Il semble hélas que tout s’oublie. Que faut-il pour que l’homme apprenne de ses erreurs ? La période que nous traversons laisse penser que l’envie d’en découdre risque bien de l’emporter sur la raison et le respect de la vie. Un sinistre parfum des années 1930 flotte dans l’air.
Les lignes de fracture sont désormais claires et se traduisent par des oppositions très frontales qui dégénèrent en conflit. Avec l’Ukraine, comme avec Israël, ces affrontements dépassent largement le cadre des belligérants en guerre.
Pour autant, les origines de ces deux conflits ne partagent rien de commun.
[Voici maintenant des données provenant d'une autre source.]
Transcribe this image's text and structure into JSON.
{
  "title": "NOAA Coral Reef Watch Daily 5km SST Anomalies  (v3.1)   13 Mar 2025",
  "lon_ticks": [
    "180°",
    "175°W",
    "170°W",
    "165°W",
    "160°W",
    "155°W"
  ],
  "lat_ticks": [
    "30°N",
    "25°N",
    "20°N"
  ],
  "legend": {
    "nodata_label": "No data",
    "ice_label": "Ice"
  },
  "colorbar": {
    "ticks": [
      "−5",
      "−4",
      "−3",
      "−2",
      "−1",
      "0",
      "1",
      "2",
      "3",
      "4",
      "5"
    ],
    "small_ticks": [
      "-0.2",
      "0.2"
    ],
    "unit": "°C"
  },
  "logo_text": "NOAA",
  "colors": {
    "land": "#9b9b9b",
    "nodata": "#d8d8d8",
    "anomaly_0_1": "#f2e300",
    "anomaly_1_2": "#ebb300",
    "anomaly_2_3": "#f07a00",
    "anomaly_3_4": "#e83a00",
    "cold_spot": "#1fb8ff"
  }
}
Dans le cas de la Russie et de l’Ukraine, le Kremlin nous présente la facture de l’effondrement provoqué de l’URSS et de trente ans d’humiliations relégatoires. Leur motivation est pour partie dictée par la vengeance et le besoin de se protéger de la menace occidentale, notamment des missiles nucléaires américains, tout en gardant la mainmise sur la « petite Russie », refusant toute émancipation de sa part.
La motivation de l’agrégat musulman est d’une nature toute différente, à la fois politique, raciste, antisémite, antisioniste et anti-occidentale, et elle remonte aux origines de la création d’Israël. La réaction des pays arabes fut très claire : nous ne voulons pas de vous ici ! Et de fait, 24 heures après la déclaration d’indépendance de l’État d’Israël (le 14 mai 1948, date de la fin du mandat britannique sur la Palestine), les armées d’Égypte, de Jordanie, de Syrie, du Liban et d’Irak se sont coalisées pour bouter les nouveaux venus hors d’un sol qui devait rester sous contrôle arabo-musulman.
Les ressorts de ce rejet sont multiples mais il s’en trouve un qui paraît plus que probable : pour le monde arabo-musulman, et alors que l’impérialisme colonial amorçait son déclin, cette implantation d’une population occidentale – et juive de surcroît – était insupportable. La greffe ne devait pas prendre, à aucun prix.
Depuis 1948, rien n’a vraiment changé, et de Riyad à Téhéran en passant par Ankara (et certaines de nos banlieues et prisons), l’ambition de débarrasser la région de cette ultime colonie occidentale demeure, même si elle tendait à diminuer. Elle vient de se raviver et montre bien à qui ne profiter pas la paix. Il en aurait peut-être été autrement si Israël avait permis au fil du temps au proto-peuple palestinien de s’organiser et d’exister.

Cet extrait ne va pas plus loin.